To the Editor: Major depression is one of the most common ailments, affecting about 18 million people in the United States. According to various sources, from 15% to 33% of major-depression patients do not respond to at least one or more adequate treatment regimens.1,2 Treatment-resistant depression (TRD) is one of the most difficult problems encountered by clinicians. In 2005, vagus nerve stimulation (VNS) was approved by the U.S. Food and Drug Administration for patients with chronic or recurrent depression who failed to respond to at least four antidepressant interventions. Although clinical trials have been done on the efficacy of VNS on TRD patients,3–8 the long-term effects of VNS have rarely been reported. Here, we report a case of severe TRD with VNS treatment for 6 years, showing its good tolerability and efficacy in this patient.
A 38-year-old woman suffered from severe major depression, general anxiety disorder, borderline personality disorder, posttraumatic stress disorder with childhood sexual trauma, frequent pseudo-seizures, and migraines since she was 20 years old. She had been treated with fluoxetine, citalopram (standard and long-acting), eszopiclone, amitriptyline, bupropion, MAOIs, mirtazapine, venlafaxine, and duloxetine for her severe depression, but none were effective. Only sertraline alleviated her depression slightly. She had also been treated 10 times with electroconvulsive therapy (ECT) for major depression, but did not respond well. She had had 10 psychiatric admissions for severe depression, with a suicidal attempt and suicidal ideation, before 2005.
In December 2005, she underwent placement of a vagal nerve stimulator for her refractory depression.
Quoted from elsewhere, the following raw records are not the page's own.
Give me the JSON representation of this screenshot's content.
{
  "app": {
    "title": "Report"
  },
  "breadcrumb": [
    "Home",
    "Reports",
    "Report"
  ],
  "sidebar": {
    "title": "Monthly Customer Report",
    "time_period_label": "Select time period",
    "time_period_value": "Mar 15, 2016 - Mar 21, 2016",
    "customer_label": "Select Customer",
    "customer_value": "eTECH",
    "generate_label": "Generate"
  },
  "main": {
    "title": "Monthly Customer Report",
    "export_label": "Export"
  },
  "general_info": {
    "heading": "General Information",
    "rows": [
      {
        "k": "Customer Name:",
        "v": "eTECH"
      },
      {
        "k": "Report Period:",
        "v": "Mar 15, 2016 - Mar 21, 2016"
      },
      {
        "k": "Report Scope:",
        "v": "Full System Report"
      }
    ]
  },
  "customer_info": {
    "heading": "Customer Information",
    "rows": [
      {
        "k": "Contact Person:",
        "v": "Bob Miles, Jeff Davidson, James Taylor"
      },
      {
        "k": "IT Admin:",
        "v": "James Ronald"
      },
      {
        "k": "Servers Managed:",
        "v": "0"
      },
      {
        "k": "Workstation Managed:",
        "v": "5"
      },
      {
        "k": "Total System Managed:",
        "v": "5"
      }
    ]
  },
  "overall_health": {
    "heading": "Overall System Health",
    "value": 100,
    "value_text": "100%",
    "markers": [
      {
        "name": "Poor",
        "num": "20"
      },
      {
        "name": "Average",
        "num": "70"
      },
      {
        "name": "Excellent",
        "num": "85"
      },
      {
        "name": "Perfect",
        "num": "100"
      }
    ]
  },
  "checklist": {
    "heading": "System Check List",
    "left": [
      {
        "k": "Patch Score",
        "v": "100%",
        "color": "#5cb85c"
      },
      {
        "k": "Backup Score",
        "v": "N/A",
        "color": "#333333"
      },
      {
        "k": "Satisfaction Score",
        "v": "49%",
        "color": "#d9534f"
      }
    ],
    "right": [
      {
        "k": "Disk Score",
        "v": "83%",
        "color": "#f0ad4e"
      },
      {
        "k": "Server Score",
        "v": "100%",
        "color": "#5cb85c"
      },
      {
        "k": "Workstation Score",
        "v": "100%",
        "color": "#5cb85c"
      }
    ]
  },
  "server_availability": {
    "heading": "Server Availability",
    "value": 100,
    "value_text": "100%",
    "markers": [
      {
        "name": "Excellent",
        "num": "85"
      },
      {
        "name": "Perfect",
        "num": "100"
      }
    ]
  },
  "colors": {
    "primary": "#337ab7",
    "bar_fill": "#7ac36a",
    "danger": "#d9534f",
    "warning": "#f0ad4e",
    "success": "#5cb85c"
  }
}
After the placement, she reported that her depression “immediately got better” and that she felt “totally different.” Since then, her mood has been stabilized and she has seldom experienced depression. At the outset, the settings of the stimulator were: output current, 2.25 mA; signal frequency, 30 Hz; and pulse width 500 microseconds. Signal time was 30 seconds on and 5 minutes off.
Her vagal nerve stimulator worked well until January 2011 when she had a thorough breast examination. She was palpated and massaged over the place where the vagal nerve stimulator was placed in the left upper anterior chest. Since then, she has had a "shock" feeling going to her left chest and left arm. She had involuntary muscle movements and extreme headaches, primarily in the left occipital nerve and in the left temporal auricular nerve areas. Her psychiatrist was concerned that one of the leads was displaced at that time. These symptoms disappeared after the signal frequency was decreased from 30 Hz to 20 Hz and the pulse width was decreased from 500 to 250 microseconds.
Over the 6 years since the stimulator was placed, she has rarely felt depressed, sometimes mildly depressed, and has never had suicidal ideation. Also, the vagus nerve stimulator reduced her anxiety levels. She has had fewer pseudoseizures, and her sleep has improved. The only side effect is that sometimes the volume of her voice can increase or decrease, but she admits that it does not disturb her very much. Currently, she feels normal and does not feel depressed. Her current medicines are sertraline 100 mg qhs for depression, topiramate 200 mg qd for headache and seizure, levetiracetam 1,000 mg qhs for her seizures, and zolpidem 10 mg qhs for sleep.
TRD is a chronic, life-threatening illness that has failed to respond to multiple treatments. VNS has recently been approved as a therapy for refractory depression. In clinical trials, VNS efficacy is typically not seen for 6–12 months and therefore cannot be considered an acute treatment for TRD.3–8 However, the patient in this case study responded very quickly and felt much less depressed soon after the stimulator was placed. Although clinical trials have been done on the efficacy of VNS on TRD patients, the long-term effects of VNS (more than 2 years) has rarely been reported.3–8 In this case report with a 6-year follow-up of VNS, the patient has rarely experienced the severe depression typical of her pre-VNS period, and has shown very good tolerability. However, more case reports and clinical data are needed to evaluate the long-term efficacy of the prevention of relapse and recurrence of TRD by VNS.
The most common complaints reported for VNS were a hoarse voice, tickle in the throat, dyspnea, difficulty swallowing, neck pain, paresthesia, emesis, laryngospasms, dyspepsia, infected wounds, and palpitations.7,8 In this patient, the only side effect before the lead was out of position was that her voice would increase or decrease in volume. This kind of side effect has not been reported before. The experience of this patient has demonstrated that with the good tolerability, relatively long battery life, and the beneficial effects, VNS may find its role as a long-term intervention for treatment of patients with severe TRD.